2.4.4. Evenmin volgt de voorzieningenrechter verzoeker in zijn stelling dat de desbetreffende gronden, gelet op het bouwrijp maken daarvan, gebruikt worden in strijd met het ter plaatse geldende bestemmingsplan "[woonplaats] Dorp". Ingevolge dit bestemmingsplan rust op de desbetreffende gronden de bestemming "Gemengde doeleinden". Gelet op het bepaalde in artikel 6, eerste lid, van de planvoorschriften zijn de voor gemengde doeleinden aangewezen gronden in belangrijke mate bestemd voor functies die naar hun aard bebouwing vereisen. Van de aanvaardbaarheid van deze functies in het plangebied moet, gelet op de onherroepelijkheid van het bestemmingsplan, in beginsel worden uitgegaan. Niet kan dan ook worden gezegd dat de werkzaamheden in het kader van het bouwrijp maken van de voormelde gronden in strijd moet worden geacht met het bestemmingsplan. Daaraan doet niet af dat het besluit van 4 september 2007 van het college van gedeputeerde staten van Zuid-Holland over de goedkeuring van het uitwerkingsplan "Handelskade" door de Voorzitter van de ABRS is geschorst. In laatstgenoemd plan worden immers uitsluitend de in het bestemmingsplan toegestane functies uitgewerkt.

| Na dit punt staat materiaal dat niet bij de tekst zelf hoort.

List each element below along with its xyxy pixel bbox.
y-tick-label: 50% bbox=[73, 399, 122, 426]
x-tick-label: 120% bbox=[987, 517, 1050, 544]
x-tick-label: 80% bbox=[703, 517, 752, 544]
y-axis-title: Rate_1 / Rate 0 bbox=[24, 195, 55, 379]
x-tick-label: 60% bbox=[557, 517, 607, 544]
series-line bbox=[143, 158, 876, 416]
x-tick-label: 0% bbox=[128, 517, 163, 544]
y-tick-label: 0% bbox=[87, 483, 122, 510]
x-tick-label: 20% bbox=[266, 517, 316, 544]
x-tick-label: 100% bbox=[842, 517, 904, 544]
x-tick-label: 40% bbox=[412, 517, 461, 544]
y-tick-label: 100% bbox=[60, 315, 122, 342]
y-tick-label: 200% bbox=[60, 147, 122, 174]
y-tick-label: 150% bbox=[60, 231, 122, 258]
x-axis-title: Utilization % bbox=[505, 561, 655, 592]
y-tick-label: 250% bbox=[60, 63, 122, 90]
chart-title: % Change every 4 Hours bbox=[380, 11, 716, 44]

2.5. Gelet op het vorenstaande ziet de voorzieningenrechter geen aanleiding om een voorlopige voorziening te treffen. Het verzoek zal dan ook worden afgewezen
2.6.Voor een proceskostenveroordeling als bedoeld in artikel 8:75, eerste lid, van de Awb bestaat geen aanleiding.
2.7. Gezien het vorenstaande beslist de voorzieningenrechter als volgt.
3. Beslissing
De voorzieningenrechter van de rechtbank Dordrecht:
- wijst het verzoek om voorlopige voorziening af.
Aldus gegeven door mr. M.G.L. de Vette, voorzieningenrechter, en door deze en mr. M.J.F.J. van Beek, griffier, ondertekend.
De griffier, De voorzieningenrechter,
Uitgesproken in het openbaar op: 19 februari 2008
Afschrift verzonden op:
Rechtsmiddel
Tegen deze uitspraak staat geen rechtsmiddel open.